Through my journey modeling for ME Photo, I had already been coming to terms with my natural body shape, allowing my belly to relax in front of a camera lens, something my younger self would’ve cringed at even the thought of. For The Belly was born from this intersection of modelling and the visceral, intense process of relearning how to breathe and relax while being awake; conscious in my body. To allow a belly to hang is an unspoken taboo for many of us living in this colonized society — plagued by body trends and the multi-billion dollar diet industry. Let it hang and let us breathe, so we can finally learn to live. 

A couple quotes from Postcolonial Astrology, by Alice Sparkly Kat, that may be relevant when thinking about the body in the context of a hyper-racialized, gendered world.

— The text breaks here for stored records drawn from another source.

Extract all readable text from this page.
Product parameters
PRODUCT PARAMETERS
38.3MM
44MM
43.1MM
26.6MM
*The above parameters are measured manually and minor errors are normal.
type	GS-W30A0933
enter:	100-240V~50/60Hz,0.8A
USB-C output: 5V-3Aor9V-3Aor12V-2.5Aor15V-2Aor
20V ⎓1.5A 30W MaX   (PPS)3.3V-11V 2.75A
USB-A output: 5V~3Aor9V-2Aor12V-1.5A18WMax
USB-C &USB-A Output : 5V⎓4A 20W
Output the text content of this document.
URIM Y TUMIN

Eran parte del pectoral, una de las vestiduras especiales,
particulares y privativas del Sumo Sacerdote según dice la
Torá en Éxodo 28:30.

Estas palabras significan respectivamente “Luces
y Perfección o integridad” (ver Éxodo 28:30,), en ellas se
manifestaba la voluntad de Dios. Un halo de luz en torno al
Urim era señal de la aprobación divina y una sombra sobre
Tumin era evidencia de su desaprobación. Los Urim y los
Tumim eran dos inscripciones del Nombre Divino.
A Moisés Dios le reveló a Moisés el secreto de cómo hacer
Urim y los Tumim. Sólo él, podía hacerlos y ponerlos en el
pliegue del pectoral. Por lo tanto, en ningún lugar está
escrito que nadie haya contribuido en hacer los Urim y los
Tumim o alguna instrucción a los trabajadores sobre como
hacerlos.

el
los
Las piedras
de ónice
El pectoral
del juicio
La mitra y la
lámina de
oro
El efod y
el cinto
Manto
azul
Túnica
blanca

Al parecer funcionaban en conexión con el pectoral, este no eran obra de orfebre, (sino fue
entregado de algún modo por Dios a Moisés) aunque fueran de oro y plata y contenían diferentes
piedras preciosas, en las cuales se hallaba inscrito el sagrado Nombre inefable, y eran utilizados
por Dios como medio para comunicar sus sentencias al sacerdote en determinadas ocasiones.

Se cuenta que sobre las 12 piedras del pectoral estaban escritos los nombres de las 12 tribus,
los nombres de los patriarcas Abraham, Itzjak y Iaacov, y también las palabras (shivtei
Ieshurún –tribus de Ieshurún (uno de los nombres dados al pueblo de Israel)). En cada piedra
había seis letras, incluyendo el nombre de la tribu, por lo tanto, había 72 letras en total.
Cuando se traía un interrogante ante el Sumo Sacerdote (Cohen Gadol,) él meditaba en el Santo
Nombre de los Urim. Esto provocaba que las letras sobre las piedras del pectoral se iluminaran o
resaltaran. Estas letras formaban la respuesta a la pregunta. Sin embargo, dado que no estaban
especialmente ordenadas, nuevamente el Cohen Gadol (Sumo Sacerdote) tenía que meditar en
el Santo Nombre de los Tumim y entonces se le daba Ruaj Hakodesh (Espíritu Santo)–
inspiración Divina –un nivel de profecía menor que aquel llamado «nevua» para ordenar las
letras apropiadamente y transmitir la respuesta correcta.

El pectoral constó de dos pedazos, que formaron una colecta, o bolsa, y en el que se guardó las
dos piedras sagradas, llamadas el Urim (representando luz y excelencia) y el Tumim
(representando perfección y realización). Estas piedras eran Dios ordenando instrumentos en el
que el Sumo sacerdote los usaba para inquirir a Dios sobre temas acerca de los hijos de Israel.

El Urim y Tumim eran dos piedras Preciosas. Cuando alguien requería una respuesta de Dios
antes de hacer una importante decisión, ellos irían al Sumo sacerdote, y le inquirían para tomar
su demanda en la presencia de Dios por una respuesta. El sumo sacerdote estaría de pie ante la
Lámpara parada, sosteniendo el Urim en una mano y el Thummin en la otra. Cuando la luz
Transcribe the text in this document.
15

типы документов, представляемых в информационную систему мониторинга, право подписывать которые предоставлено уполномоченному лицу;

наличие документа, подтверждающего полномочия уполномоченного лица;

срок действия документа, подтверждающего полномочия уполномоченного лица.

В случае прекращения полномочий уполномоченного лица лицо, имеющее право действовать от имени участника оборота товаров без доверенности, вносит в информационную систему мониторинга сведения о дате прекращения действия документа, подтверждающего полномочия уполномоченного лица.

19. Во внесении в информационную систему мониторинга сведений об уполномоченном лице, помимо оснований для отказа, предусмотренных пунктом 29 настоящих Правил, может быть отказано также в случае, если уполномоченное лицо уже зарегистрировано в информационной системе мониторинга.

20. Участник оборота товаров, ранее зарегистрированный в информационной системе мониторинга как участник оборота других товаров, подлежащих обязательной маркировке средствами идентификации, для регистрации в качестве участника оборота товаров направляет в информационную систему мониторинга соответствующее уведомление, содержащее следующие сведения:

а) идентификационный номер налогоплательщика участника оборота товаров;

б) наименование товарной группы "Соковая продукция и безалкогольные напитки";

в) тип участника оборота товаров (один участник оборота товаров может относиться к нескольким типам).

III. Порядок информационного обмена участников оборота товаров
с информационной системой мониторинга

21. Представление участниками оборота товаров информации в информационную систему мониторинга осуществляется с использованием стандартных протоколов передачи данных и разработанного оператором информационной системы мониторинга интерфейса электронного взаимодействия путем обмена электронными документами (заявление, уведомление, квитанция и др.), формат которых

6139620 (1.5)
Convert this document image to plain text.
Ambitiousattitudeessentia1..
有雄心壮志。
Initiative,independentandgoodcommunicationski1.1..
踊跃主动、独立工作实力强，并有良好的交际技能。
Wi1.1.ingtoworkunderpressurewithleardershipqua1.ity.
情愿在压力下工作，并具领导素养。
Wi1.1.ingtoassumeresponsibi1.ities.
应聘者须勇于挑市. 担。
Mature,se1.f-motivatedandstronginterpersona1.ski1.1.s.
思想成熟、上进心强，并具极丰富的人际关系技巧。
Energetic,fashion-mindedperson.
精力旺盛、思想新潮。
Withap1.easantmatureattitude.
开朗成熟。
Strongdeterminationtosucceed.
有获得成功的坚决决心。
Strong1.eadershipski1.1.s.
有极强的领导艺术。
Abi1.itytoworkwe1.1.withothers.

“If nude female figures represent the experience of femininity when it appears outside the rules of civilization, femininity that predates civilization, and femininity that has yet to be conquered, then Lucifer’s vanity represents the pitfalls of over-civilization. While Venus painted as a nude goddess becomes the male artist’s supervises alienation from society and his attachment to sublime artistic truth, Lucifer fell because he identified too strongly with he civil state. Beauty disappears when it becomes self-aware. It is unable to describe itself and relies on its gazer’s eyes to tell it who it is. In other words, beauty is attached to innocence because it does not seek to define itself. Since the innocence of unaware beauty can only be depicted by male artists who paint seemingly unaware female subjects, divine truth is only available to male authors.”

“Sarah Ahmed writes about a memory in which she and other classmates in a predominantly white private school were taught about “stranger danger.” This lesson was really a lesson on the politics around rape. Ahmed recalls this experience as ‘an instruction into whiteness and not just femininity’ and elaborates by writing that ‘it is a white female body that is assumed to be vulnerable and in need of protection from others.’ The white female body represents the state that is constantly under siege so that crisis states can continue to occur and the institutions that emerge from the crisis state can continue to function. In this cisnormative narrative of rape, it is the stranger who rapes. Strangers are Mars figures: hyper masculine, incarcerated, and dark.”